#### 1. YT Video Downloading

In [14]:
from pathlib import Path
import os

# SET CONFIG
video_url = "https://youtu.be/1aA1WGON49E?feature=shared"
output_video_path = "./video_data/"
output_folder = "./mixed_data/"
output_frames_path = os.makedirs("./mixed_data/frames/", exist_ok=True) or "./mixed_data/frames/"
output_audio_path = "./mixed_data/output_audio.wav"

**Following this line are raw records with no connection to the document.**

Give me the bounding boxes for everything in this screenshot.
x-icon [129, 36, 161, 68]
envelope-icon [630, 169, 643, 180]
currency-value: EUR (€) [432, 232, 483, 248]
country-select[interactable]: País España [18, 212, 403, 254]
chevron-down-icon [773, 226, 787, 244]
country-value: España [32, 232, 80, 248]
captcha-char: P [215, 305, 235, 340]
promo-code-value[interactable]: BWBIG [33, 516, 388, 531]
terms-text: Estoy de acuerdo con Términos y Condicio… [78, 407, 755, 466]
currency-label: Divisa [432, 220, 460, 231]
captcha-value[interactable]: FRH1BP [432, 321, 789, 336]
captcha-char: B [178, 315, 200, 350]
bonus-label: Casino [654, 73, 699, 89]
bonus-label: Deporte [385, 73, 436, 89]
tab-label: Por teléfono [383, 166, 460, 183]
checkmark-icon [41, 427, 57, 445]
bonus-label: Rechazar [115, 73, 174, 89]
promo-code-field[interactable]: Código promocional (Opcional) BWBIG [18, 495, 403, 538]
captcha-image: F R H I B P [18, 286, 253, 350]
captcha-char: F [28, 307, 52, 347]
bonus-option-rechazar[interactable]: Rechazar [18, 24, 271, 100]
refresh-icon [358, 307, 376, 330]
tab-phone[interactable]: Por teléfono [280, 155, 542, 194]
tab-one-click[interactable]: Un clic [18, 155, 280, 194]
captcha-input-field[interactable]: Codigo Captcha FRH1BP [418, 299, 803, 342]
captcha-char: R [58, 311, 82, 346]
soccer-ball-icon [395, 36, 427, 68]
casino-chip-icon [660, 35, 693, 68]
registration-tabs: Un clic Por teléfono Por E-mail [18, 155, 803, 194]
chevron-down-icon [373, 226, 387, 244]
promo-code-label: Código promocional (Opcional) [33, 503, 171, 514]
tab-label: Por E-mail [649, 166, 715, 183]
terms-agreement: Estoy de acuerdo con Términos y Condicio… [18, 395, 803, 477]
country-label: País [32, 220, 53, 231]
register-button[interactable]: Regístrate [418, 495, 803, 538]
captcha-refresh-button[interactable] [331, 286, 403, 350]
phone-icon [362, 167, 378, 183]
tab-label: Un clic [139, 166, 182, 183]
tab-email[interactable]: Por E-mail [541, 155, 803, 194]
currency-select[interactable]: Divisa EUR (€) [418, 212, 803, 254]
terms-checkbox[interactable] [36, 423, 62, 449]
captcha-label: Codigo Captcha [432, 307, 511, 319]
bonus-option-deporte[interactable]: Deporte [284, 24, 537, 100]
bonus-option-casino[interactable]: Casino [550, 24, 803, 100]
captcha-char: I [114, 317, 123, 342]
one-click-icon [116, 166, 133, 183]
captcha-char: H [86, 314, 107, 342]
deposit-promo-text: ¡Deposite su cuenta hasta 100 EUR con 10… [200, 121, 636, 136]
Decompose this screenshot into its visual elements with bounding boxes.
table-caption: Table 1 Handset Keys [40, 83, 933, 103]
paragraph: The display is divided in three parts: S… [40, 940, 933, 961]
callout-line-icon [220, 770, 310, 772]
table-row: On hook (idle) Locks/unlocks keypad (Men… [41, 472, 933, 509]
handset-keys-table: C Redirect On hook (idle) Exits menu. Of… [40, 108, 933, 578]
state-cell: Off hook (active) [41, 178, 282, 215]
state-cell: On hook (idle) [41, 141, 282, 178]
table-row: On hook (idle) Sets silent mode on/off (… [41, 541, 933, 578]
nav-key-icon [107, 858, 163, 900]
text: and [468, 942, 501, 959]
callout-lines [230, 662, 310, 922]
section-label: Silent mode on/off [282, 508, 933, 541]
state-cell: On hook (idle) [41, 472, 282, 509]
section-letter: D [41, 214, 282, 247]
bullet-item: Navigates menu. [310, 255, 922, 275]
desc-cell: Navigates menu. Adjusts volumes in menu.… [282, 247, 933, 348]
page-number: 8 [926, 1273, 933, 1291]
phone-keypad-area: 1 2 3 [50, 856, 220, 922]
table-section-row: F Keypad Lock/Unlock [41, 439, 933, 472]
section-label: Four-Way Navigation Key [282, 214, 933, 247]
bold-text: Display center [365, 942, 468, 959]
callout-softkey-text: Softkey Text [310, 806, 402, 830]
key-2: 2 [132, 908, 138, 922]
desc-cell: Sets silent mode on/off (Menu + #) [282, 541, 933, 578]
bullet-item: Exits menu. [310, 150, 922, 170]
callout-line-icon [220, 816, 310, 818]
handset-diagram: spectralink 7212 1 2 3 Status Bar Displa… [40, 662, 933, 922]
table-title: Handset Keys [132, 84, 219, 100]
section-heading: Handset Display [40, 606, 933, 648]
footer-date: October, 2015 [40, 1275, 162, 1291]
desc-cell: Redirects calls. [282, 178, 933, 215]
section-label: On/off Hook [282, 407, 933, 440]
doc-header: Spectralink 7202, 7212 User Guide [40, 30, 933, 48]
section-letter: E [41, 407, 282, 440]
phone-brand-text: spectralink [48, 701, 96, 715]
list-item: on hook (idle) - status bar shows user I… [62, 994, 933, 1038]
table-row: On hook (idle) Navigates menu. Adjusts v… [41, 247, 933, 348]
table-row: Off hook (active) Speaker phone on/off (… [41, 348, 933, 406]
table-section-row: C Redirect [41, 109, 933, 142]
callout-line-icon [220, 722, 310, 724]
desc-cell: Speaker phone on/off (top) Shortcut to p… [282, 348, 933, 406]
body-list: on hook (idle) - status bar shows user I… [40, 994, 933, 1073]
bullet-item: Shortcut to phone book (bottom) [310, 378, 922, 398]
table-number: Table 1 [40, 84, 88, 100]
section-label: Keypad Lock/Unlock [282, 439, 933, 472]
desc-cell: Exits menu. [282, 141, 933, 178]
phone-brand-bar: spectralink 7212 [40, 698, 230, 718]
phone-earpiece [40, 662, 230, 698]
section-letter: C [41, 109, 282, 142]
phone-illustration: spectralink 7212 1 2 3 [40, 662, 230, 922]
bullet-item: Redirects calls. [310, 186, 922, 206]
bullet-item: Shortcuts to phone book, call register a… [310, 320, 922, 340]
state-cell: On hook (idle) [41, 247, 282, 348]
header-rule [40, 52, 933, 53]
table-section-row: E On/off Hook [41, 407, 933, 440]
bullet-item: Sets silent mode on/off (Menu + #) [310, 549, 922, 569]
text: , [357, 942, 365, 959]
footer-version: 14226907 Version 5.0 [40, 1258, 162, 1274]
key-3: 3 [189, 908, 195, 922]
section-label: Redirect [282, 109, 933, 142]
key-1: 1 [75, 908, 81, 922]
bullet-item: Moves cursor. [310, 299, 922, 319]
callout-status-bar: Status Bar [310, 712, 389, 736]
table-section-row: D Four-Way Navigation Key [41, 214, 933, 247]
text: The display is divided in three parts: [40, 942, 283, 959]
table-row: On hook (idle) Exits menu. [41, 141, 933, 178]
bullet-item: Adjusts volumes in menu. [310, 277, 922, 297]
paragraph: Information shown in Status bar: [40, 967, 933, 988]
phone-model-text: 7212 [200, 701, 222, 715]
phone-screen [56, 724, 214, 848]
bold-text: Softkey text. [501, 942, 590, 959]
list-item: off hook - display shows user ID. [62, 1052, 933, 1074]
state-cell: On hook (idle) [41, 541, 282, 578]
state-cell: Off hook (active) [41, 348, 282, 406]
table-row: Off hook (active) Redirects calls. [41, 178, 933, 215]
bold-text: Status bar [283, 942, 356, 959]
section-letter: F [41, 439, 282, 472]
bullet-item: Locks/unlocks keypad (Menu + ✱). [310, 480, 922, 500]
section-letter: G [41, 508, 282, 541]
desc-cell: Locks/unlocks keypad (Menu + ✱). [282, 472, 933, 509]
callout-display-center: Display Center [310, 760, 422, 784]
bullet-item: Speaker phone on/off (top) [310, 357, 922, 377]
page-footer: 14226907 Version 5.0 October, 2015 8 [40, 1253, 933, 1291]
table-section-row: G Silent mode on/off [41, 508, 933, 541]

filepath = output_video_path + "trimmed_vid.mp4"
Path(output_folder).mkdir(parents=True, exist_ok=True)

In [15]:
import yt_dlp
import subprocess

def download_video(url, output_path, start_time=11):
    """
    Download a video from a given URL using yt-dlp, trim it from a specific start time, and save it.

    Parameters:
    url (str): The URL of the video to download.
    output_path (str): The path to save the video.
    start_time (int): The start time in seconds (default: 34s).

    Returns:
    dict: Metadata of the downloaded video.
    """
    video_path = f"{output_path}/input_vid.mp4"
    trimmed_path = f"{output_path}/trimmed_vid.mp4"

    ydl_opts = {
        'format': 'bestvideo+bestaudio/best',
        'outtmpl': video_path,
        'merge_output_format': 'mp4',
    }

    with yt_dlp.YoutubeDL(ydl_opts) as ydl:
        info_dict = ydl.extract_info(url, download=True)
    
    # Trim the video from start_time onwards
    ffmpeg_cmd = [
        "ffmpeg", "-y", "-i", video_path,  # Input video
        "-ss", str(start_time),  # Start at 34 seconds
        "-c", "copy", trimmed_path  # Copy streams without re-encoding
    ]
    subprocess.run(ffmpeg_cmd, check=True)

    metadata = {
        "Author": info_dict.get("uploader", "Unknown"),
        "Title": info_dict.get("title", "Unknown"),
        "Views": info_dict.get("view_count", 0),
        "Trimmed Video": trimmed_path
    }

    return metadata


In [16]:
metadata_vid = download_video(video_url, output_video_path)

[youtube] Extracting URL: https://youtu.be/1aA1WGON49E?feature=shared
[youtube] 1aA1WGON49E: Downloading webpage
[youtube] 1aA1WGON49E: Downloading tv client config
[youtube] 1aA1WGON49E: Downloading player 69f581a5
[youtube] 1aA1WGON49E: Downloading tv player API JSON
[youtube] 1aA1WGON49E: Downloading ios player API JSON
[youtube] 1aA1WGON49E: Downloading m3u8 information
[info] 1aA1WGON49E: Downloading 1 format(s): 399+251
[download] Destination: video_data\input_vid.f399.mp4
[download] 100% of    5.29MiB in 00:00:00 at 9.38MiB/s   
[download] Destination: video_data\input_vid.f251.webm
[download] 100% of    1.02MiB in 00:00:00 at 3.42MiB/s   
[Merger] Merging formats into "video_data\input_vid.mp4"
Deleting original file video_data\input_vid.f399.mp4 (pass -k to keep)
Deleting original file video_data\input_vid.f251.webm (pass -k to keep)


In [17]:
print(metadata_vid)

{'Author': 'TEDx Talks', 'Title': 'A one minute TEDx Talk for the digital age | Woody Roseland | TEDxMileHigh', 'Views': 298236, 'Trimmed Video': './video_data//trimmed_vid.mp4'}


#### 2. Video to Audio

In [18]:
from moviepy import VideoFileClip
def video_to_audio(video_path, output_audio_path):
    """
    Convert a video to audio and save it to the output path.

    Parameters:
    video_path (str): The path to the video file.
    output_audio_path (str): The path to save the audio to.

    """
    clip = VideoFileClip(video_path)
    audio = clip.audio
    audio.write_audiofile(output_audio_path)

In [19]:
video_to_audio(filepath, output_audio_path)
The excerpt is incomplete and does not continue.